Masse also won bronze in the 200m backstroke, joining dual bronze medal performances from Sidney Pickrem in the 200m breaststroke and 200m individual medley. Canada’s women also won bronze in all three relay events, the 4x100m freestyle relay, the 4×100 medley relay, and the 4x200m freestyle relay. The 4x200m relay and the 4x100m freestyle relays were Canadian national records. Performing well in the relay events was crucial at this Worlds, as placing in the top 12 teams ensured the country could enter that relay at the 2020 Tokyo Olympics.
In addition, Canada was fourth in the mixed 4×100 individual medley, a new event premiering in Tokyo. Qualifying the event doesn’t mean the individual swimmers have punched a ticket; Canada will hold the Olympic trials in April next year.
Even before the swim meet began, controversy marred the pool deck. Shayna Jack from Australia withdrew from the competition three days before, after both her A and B drug tests came back positive for a muscle growth agent. She is currently fighting the allegations.

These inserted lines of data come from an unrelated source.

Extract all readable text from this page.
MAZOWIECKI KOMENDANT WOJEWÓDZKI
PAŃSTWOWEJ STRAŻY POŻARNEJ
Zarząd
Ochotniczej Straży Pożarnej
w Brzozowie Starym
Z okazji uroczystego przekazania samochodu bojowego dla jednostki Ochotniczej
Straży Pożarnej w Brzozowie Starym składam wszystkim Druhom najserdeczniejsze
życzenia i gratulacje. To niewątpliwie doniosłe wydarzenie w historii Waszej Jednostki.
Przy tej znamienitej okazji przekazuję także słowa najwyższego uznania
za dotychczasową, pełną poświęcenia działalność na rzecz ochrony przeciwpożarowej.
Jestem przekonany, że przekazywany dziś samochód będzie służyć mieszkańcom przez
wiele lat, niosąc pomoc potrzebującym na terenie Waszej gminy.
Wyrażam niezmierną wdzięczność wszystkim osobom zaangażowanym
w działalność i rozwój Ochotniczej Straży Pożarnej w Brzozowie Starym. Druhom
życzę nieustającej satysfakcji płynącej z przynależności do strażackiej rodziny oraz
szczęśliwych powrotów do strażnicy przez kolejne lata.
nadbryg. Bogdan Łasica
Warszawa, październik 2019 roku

In addition, Lilly King, the reigning world champion and world record holder in the 100 breaststroke, was disqualified from the 200m breaststroke in the semi-finals for a one-handed touch. Though she fought the officials’ call, she admitted to the mistake after video analysis was consulted.
On the men’s side, Andrew Horton from Australia refused to stand on the podium with Sun Yang from China after Yang won the 400m freestyle. Yang is under investigation for a doping violation which includes smashing his own sample. Horton’s teammate Duncan Scott repeated the podium standoff after Yang won the 200m freestyle, where Yang then yelled at Scott while receiving the medals and leaving the podium. Horton and Yang have received warning letters from FINA, the world swimming organization hosting the event, as FINA rules state that competitions should not be used to “make personal statements or gestures,” as reported by swimswam.com.
The Canadian swimmers rose above the drama and tackled the week-long event with focus and professionalism. The women are building a wave of enthusiasm that has all eyes on them heading into the Olympics next year.